EKS Node Monitoring Agent

Written: 2025-08-26 | Updated: 2026-02-13 | Reading time: ~7 min

Overview

The EKS Node Monitoring Agent (NMA) is an AWS-provided node health monitoring tool that automatically detects and reports hardware and system-level issues on EKS cluster nodes. GA in 2024, it works alongside Node Auto Repair for improved cluster stability.

Key Features

  • Log-based problem detection: Real-time system log analysis with pattern matching
  • Automatic event generation: Creates Kubernetes Events and Node Conditions on detection
  • CloudWatch integration: Centralized monitoring via CloudWatch
  • EKS Add-on support: Simple installation and management

Architecture

DaemonSet-based deployment monitoring: Container Runtime, Storage, Networking, Kernel, and Accelerated Hardware (GPU/Neuron).
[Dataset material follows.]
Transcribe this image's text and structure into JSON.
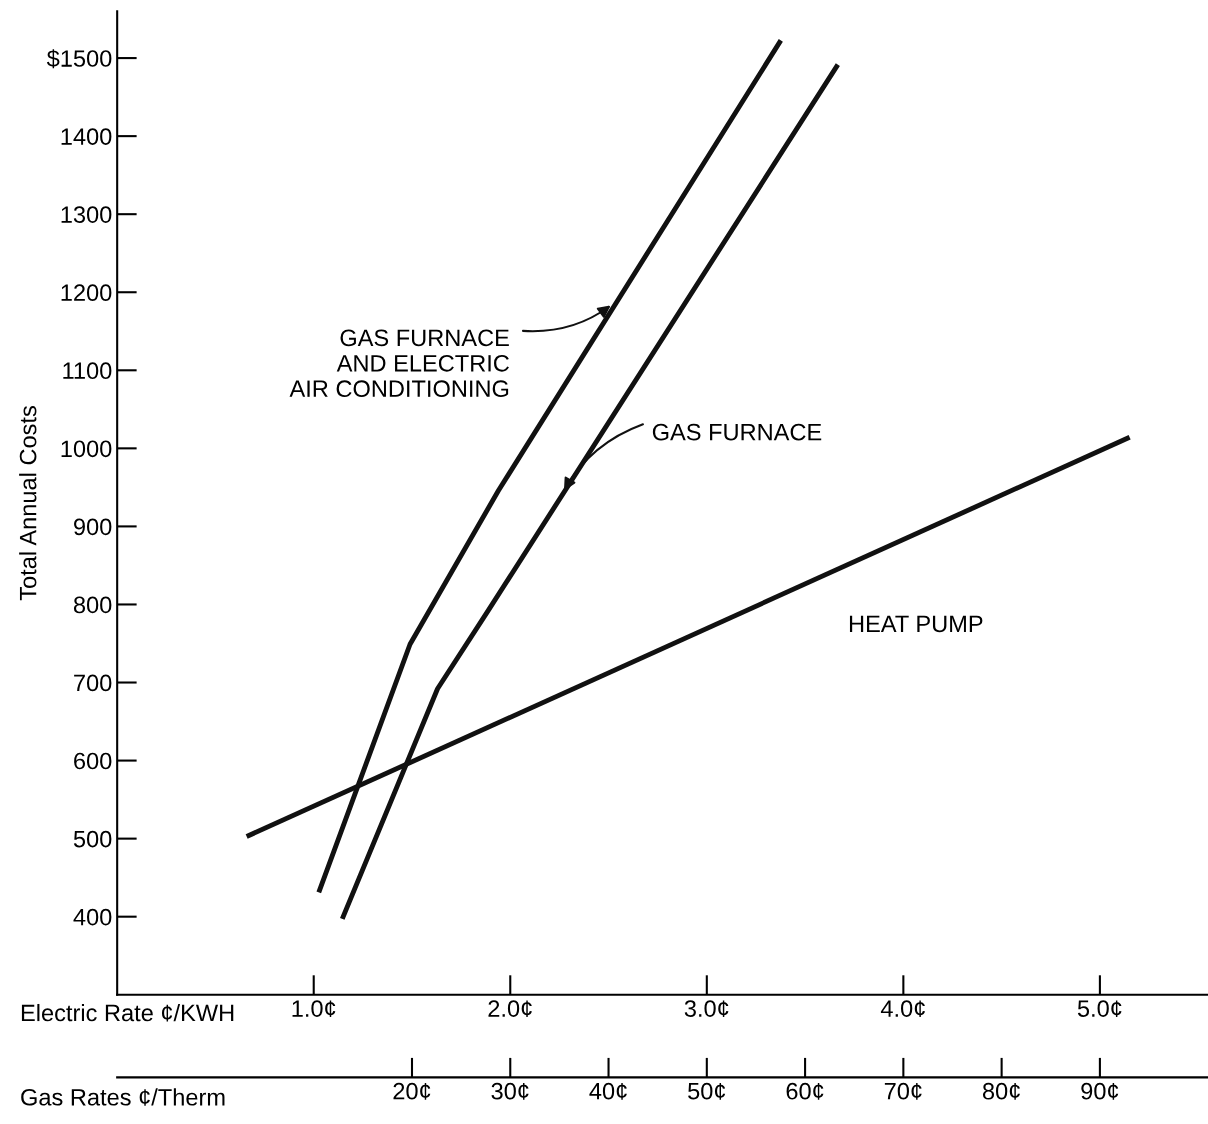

Uses controller-runtime for K8s-native integration.

Node Conditions

  • ContainerRuntimeReady, StorageReady, NetworkingReady, KernelReady, AcceleratedHardwareReady

Detectable Issues

Conditions (auto-repair targets): DiskPressure, MemoryPressure, PIDPressure, NetworkUnavailable, KubeletUnhealthy, ContainerRuntimeUnhealthy

Events (warning only): Kernel soft lockup, I/O delays, filesystem errors, network packet loss, hardware error indicators

Limitations

  • Not a metrics collection tool — log-based analysis only
  • Cannot detect sudden hardware failures or complete network disconnection
  • Limited Prometheus endpoint (port 8080)

Best Practices

Use NMA as L1 (state detection) in a multi-layer monitoring stack: L1 NMA → L2 Container Insights/Prometheus → L3 Node Auto Repair → L4 Unified Dashboard.

Resource usage: CPU 10m-250m, Memory 30Mi-100Mi.